O frágil ego de Trump conduziu muitas decisões dos líderes da nação, desde os legisladores até ao vice-presidente, de acordo com o livro. O Sen. Mitch McConnell (R-Ky.) estava tão preocupado que uma chamada do Presidente eleito Biden enfurecesse Trump que resolveu usar um backchannel para se defender.
Pediu ao Senador John Cornyn do Texas, antigo Republicano do Senado, para pedir ao Senador Christopher A. Coons, o democrata de Delaware e aliado próximo de Biden, para dizer a Biden para não lhe telefonar.
Pence estava tão empenhado em ser leal a Trump - e potencial sucessor - que perguntou aos seus confidentes se havia formas de aceder às exigências de Trump e evitar certificar os resultados das eleições de 6 de Janeiro.
No final de Dezembro, os autores revelam que Pence chamou Dan Quayle, um antigo vice-presidente e companheiro republicano de Indiana, para pedir conselhos.
Quayle foi inflexível, de acordo com os autores, disse, "Mike, não há flexibilidade nesta matéria. Nenhuma. Zero. Esqueça".
Mas Pence pressionou-o, perguntando se havia algum motivo para pausar a certificação devido a contínuos desafios legais.
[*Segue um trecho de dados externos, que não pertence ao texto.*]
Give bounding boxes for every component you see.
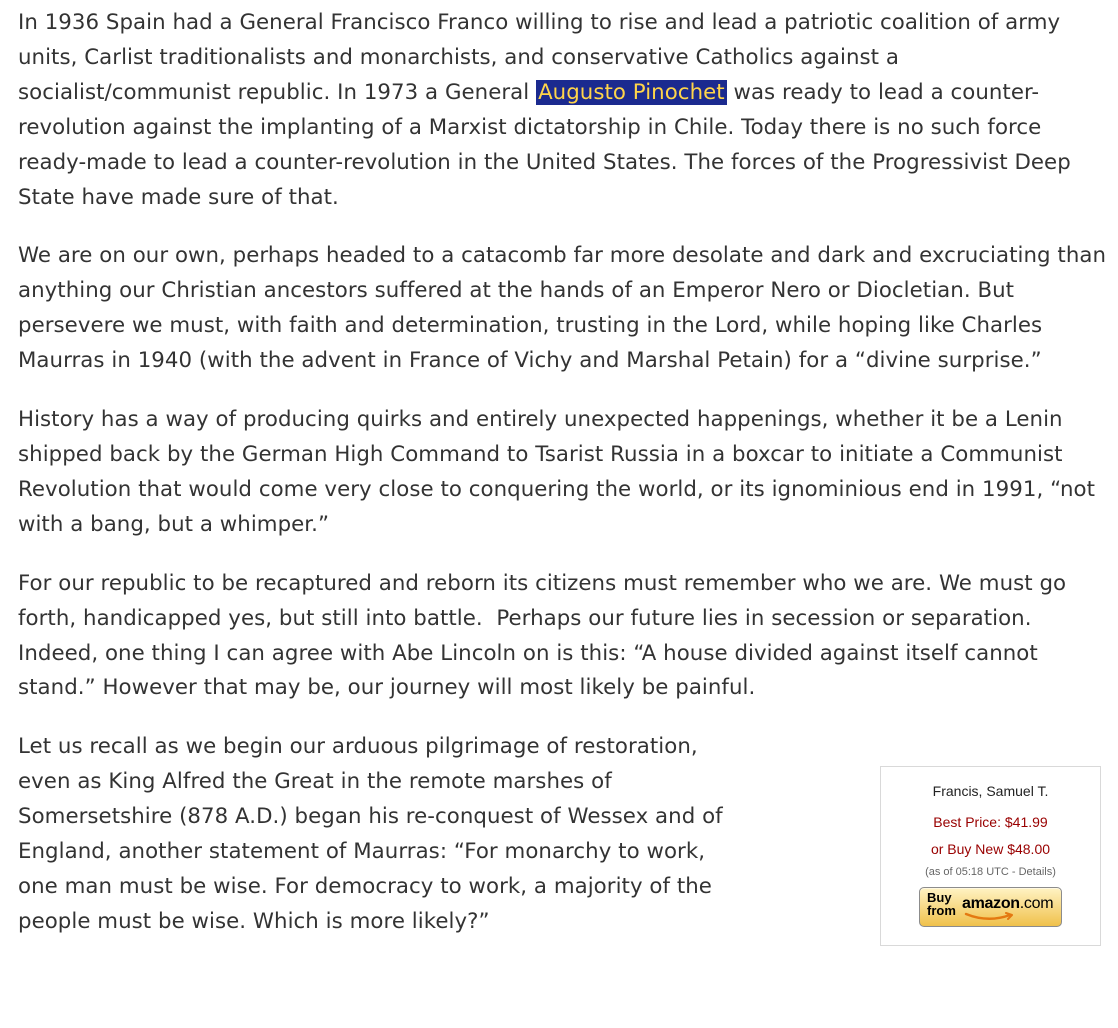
paragraph-5-line: Somersetshire (878 A.D.) began his re-conquest of Wessex and of [18,804,723,830]
paragraph-4: For our republic to be recaptured and reborn its citizens must remember who we are. We must go forth, handicapped yes, but still into battle. Perhaps our future lies in secession or separation. Indeed, one thing I can agree with Abe Lincoln on is this: “A house divided against itself cannot stand.” However that may be, our journey will most likely be painful. [18,570,1067,701]
price-timestamp[interactable]: (as of 05:18 UTC - Details) [925,866,1056,878]
amazon-logo-suffix: .com [1019,895,1054,912]
paragraph-1-text-end: was ready to lead a counter-revolution against the implanting of a Marxist dictatorship in Chile. Today there is no such force ready-made to lead a counter-revolution in the United States. The forces of the Progressivist Deep State have made sure of that. [18,79,1071,210]
amazon-logo-wordmark: amazon [962,895,1020,912]
paragraph-5-line: England, another statement of Maurras: “For monarchy to work, [18,839,706,865]
highlighted-name-link[interactable]: Augusto Pinochet [538,79,725,105]
paragraph-1-text-start: In 1936 Spain had a General Francisco Franco willing to rise and lead a patriotic coalition of army units, Carlist traditionalists and monarchists, and conservative Catholics against a socialist/communist republic. In 1973 a General [18,10,1061,105]
paragraph-5-line: people must be wise. Which is more likely?” [18,908,490,934]
buy-from-amazon-button[interactable] [919,887,1062,927]
button-buy-label: Buy [927,890,952,905]
paragraph-5-line: one man must be wise. For democracy to work, a majority of the [18,873,712,899]
amazon-product-widget [880,766,1101,946]
buy-new-price: or Buy New $48.00 [930,841,1051,857]
paragraph-5-line: Let us recall as we begin our arduous pilgrimage of restoration, [18,734,698,760]
paragraph-3: History has a way of producing quirks and entirely unexpected happenings, whether it be a Lenin shipped back by the German High Command to Tsarist Russia in a boxcar to initiate a Communist Revolution that would come very close to conquering the world, or its ignominious end in 1991, “not with a bang, but a whimper.” [18,407,1096,537]
button-from-label: from [927,903,956,918]
amazon-logo [962,895,1053,913]
book-author: Francis, Samuel T. [932,783,1049,799]
amazon-smile-icon [964,912,1016,922]
paragraph-1 [18,6,1110,215]
paragraph-5-line: even as King Alfred the Great in the remote marshes of [18,769,612,795]
best-price: Best Price: $41.99 [933,814,1048,830]
paragraph-2: We are on our own, perhaps headed to a catacomb far more desolate and dark and excruciating than anything our Christian ancestors suffered at the hands of an Emperor Nero or Diocletian. But persevere we must, with faith and determination, trusting in the Lord, while hoping like Charles Maurras in 1940 (with the advent in France of Vichy and Marshal Petain) for a “divine surprise.” [18,243,1107,374]
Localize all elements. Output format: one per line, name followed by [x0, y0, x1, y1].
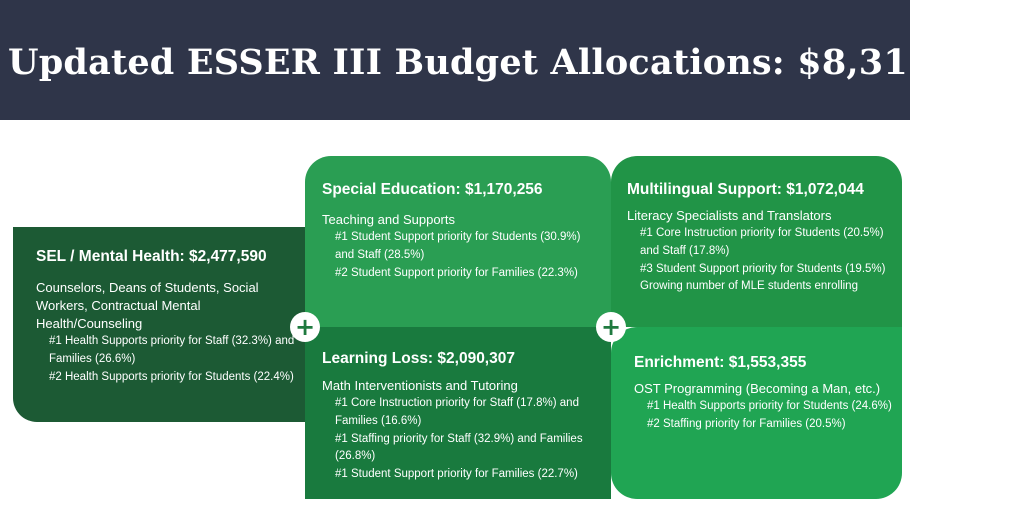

Quayle não se demoveu e Pence acabou por concordar, de acordo com o livro.
Mas Pence pressionou-o, perguntando se havia algum motivo para pausar a certificação devido a contínuos desafios legais. Quayle não se demoveu e Pence acabou por concordar, de acordo com o livro.
Quando Pence disse que planeava certificar os resultados, o presidente atacou-o. Na Sala Oval, a 5 de Janeiro, segundo os autores, Pence disse a Trump que não podia impedir o processo e que o seu papel era simplesmente o de "abrir os envelopes".
"Se não fazes isto não quero mais ser teu amigo", respondeu Trump, de acordo com o livro, dizendo mais tarde ao seu vice-presidente, "Traíste-nos. Eu fiz-te. Tu não eras nada".
Em poucos dias, Trump estava fora do cargo e o seu poder de governo reduzido a nada, mas se a estabilidade tivesse regressado a Washington, Milley temia que fosse de curta duração, escrevem os autores.
O general via paralelos entre o 6 de Janeiro e a Revolução Russa de 1905, que desencadeou agitação em todo o Império russo e, embora tenha falhado, ajudou a criar as condições para a Revolução de Outubro de 1917, na qual os bolcheviques executaram um golpe de Estado bem sucedido que criou o primeiro Estado comunista do mundo. Vladimir Lenine, que liderou a revolução, chamou a 1905 um "ensaio geral".
Uma lógica semelhante poderia aplicar-se com o 6 de Janeiro, pensou Milley enquanto lutava com o significado desse dia, dizendo ao pessoal sénior: "Poderíamos estar a ver um precursor de um caminho muito pior".